Nios® V/II Embedded Design Suite (EDS)
Support for Embedded Development Tools, Processors (SoCs and Nios® V/II processor), Embedded Development Suites (EDSs), Boot and Configuration, Operating Systems, C and C++

Custom FIFO read in Nios IDE

Altera_Forum
Honored Contributor II
996 Views

I created a custom fifo in sopc builder and i am trying to read data from fifo. However, i got no idea about how to manipulate it .Is it right if i make a pointer which points at the base address of the fifo ? 

 

As i am a starter in FPGA & NIOS,or maybe my question is so simple, i would be so appreciate if some give some advice when i meet this kind of problem... 

Thanks.
0 Kudos
5 Replies
Altera_Forum
Honored Contributor II
252 Views

Is there anyone who can give some advice? I would be so appreciate..

0 Kudos
Altera_Forum
Honored Contributor II
252 Views

You have basically the choice between the IORD/WR macros to directly access hardware, or use pointers to the base address. 

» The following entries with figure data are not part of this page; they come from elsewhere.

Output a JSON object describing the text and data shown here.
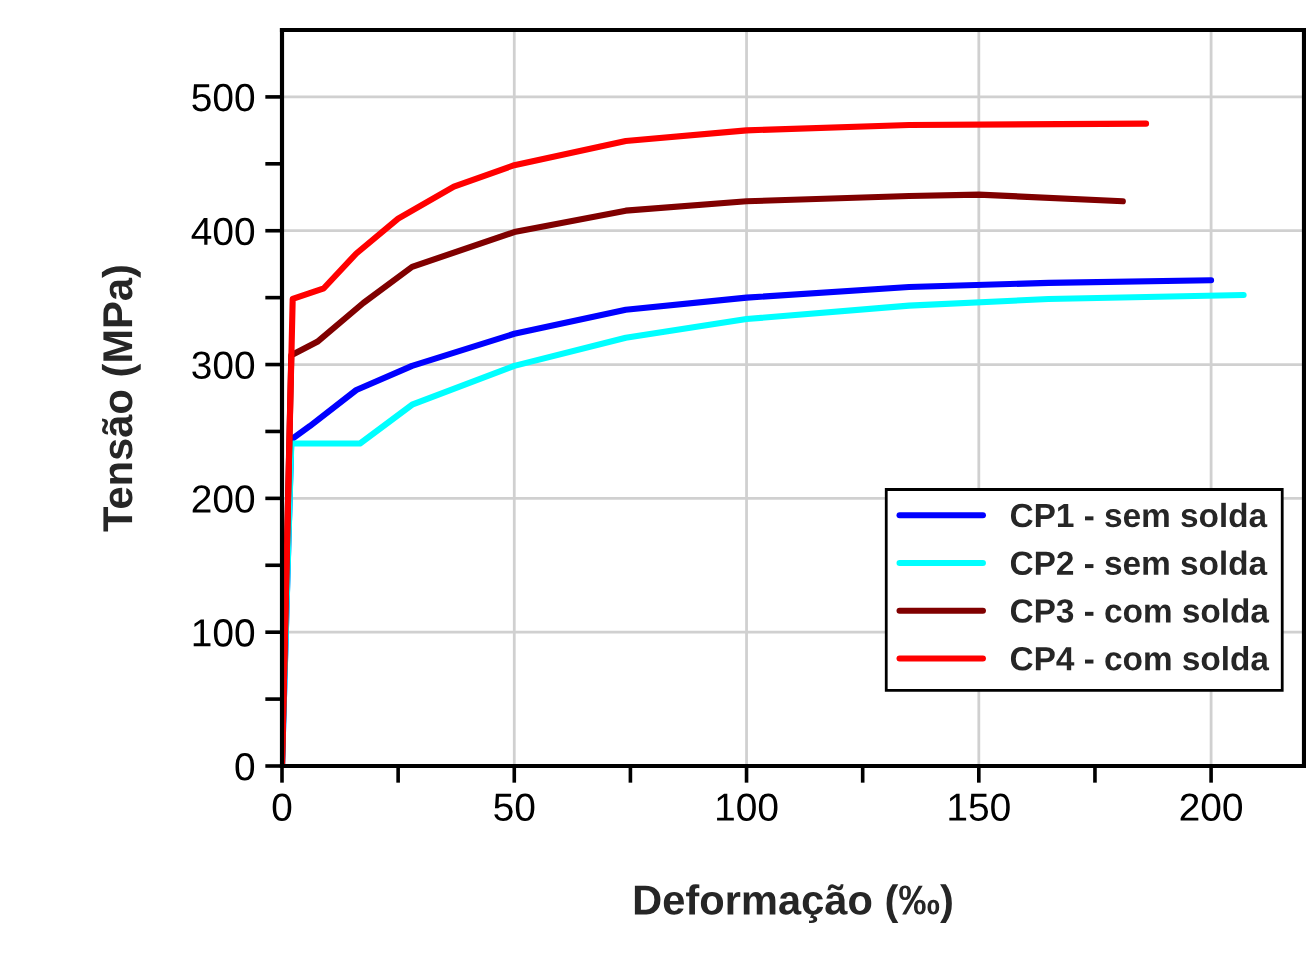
{
  "chart_data": {
    "type": "line",
    "xlabel": "Deformação (‰)",
    "ylabel": "Tensão (MPa)",
    "xlim": [
      0,
      220
    ],
    "ylim": [
      0,
      550
    ],
    "xticks": [
      0,
      {
        "value": 25,
        "label": null
      },
      50,
      {
        "value": 75,
        "label": null
      },
      100,
      {
        "value": 125,
        "label": null
      },
      150,
      {
        "value": 175,
        "label": null
      },
      200
    ],
    "yticks": [
      0,
      {
        "value": 50,
        "label": null
      },
      100,
      {
        "value": 150,
        "label": null
      },
      200,
      {
        "value": 250,
        "label": null
      },
      300,
      {
        "value": 350,
        "label": null
      },
      400,
      {
        "value": 450,
        "label": null
      },
      500
    ],
    "grid": true,
    "legend": "bottom right",
    "line_style": "solid",
    "series": [
      {
        "name": "CP1 - sem solda",
        "color": "#0000ff",
        "x": [
          0,
          2,
          6,
          16,
          28,
          50,
          74,
          100,
          135,
          165,
          200
        ],
        "values": [
          0,
          244,
          254,
          281,
          299,
          323,
          341,
          350,
          358,
          361,
          363
        ]
      },
      {
        "name": "CP2 - sem solda",
        "color": "#00ffff",
        "x": [
          0,
          2,
          16.8,
          28,
          50,
          74,
          100,
          135,
          165,
          207
        ],
        "values": [
          0,
          241,
          241,
          270,
          299,
          320,
          334,
          344,
          349,
          352
        ]
      },
      {
        "name": "CP3 - com solda",
        "color": "#800000",
        "x": [
          0,
          2,
          7.6,
          17.5,
          28,
          50,
          74,
          100,
          135,
          150,
          181
        ],
        "values": [
          0,
          307,
          317,
          346,
          373,
          399,
          415,
          422,
          426,
          427,
          422
        ]
      },
      {
        "name": "CP4 - com solda",
        "color": "#ff0000",
        "x": [
          0,
          2.3,
          9,
          16,
          25,
          37,
          50,
          74,
          100,
          135,
          186
        ],
        "values": [
          0,
          349,
          357,
          383,
          409,
          433,
          449,
          467,
          475,
          479,
          480
        ]
      }
    ]
  }
}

If possible it's better to use pointers, as this method is probably more futureproof than the macros, especially if you plan to move to a MMU system one day. There is just one thing to be careful about when using pointers to access hardware: you must avoid using the CPU's data cache. For that the best way is to use the alt_remap_uncached() function (see page 14-47 of this document (http://www.altera.com/literature/hb/nios2/n2sw_nii52010.pdf)) to convert your base address to an uncached pointer.
0 Kudos
Altera_Forum
Honored Contributor II
252 Views

 

--- Quote Start ---  

You have basically the choice between the IORD/WR macros to directly access hardware, or use pointers to the base address. 

If possible it's better to use pointers, as this method is probably more futureproof than the macros, especially if you plan to move to a MMU system one day. There is just one thing to be careful about when using pointers to access hardware: you must avoid using the CPU's data cache. For that the best way is to use the alt_remap_uncached() function (see page 14-47 of this document (http://www.altera.com/literature/hb/nios2/n2sw_nii52010.pdf)) to convert your base address to an uncached pointer. 

--- Quote End ---  

 

 

So..if my custom fifo-ip's address is 0x04000400 to 0x04000401(the span is 2) and the CUSTOM_FIFO_IP_BASE points at 0x04000400, may i program like the following ? 

 

for(counter = 0 ;counter < 255 ;counter++) { write_buffer = *(alt_16 *) (CUSTOM_FIFO_IP_BASE) ; }  

 

Write_buffer stores the data to be sent.
0 Kudos
Altera_Forum
Honored Contributor II
252 Views

If you have a data cache then this won't work. On the first loop iteration the CPU will read from your FIFO, but for the next iterations it will just read the value again from the cache instead of accessing your FIFO. Something like this would be better (not tested)#include <sys/alt_cache.h> alt_16 *my_fifo = alt_remap_uncached((void*)CUSTOM_FIFO_IP_BASE,sizeof(alt_16)); for(counter = 0 ;counter < 255 ;counter++) { write_buffer = *my_fifo ; }

0 Kudos
Altera_Forum
Honored Contributor II
252 Views

A slightly separate issue. 

Give your fifo a 32bit interface. Since the fifo itself is 16bits wide set the high bits to zero on reads. 

As defined you'll find that the actual span is 4 bytes and you'll see two read cycles for every access (the second one will have a different address). Since the nios cpu always asserts all 4 byte enables for reads, both reads will have both byte enables asserted. 

If you do a 16bit write, one of the writes has no asserted byte enables. 

I'm not sure the order of the accesses is defined either.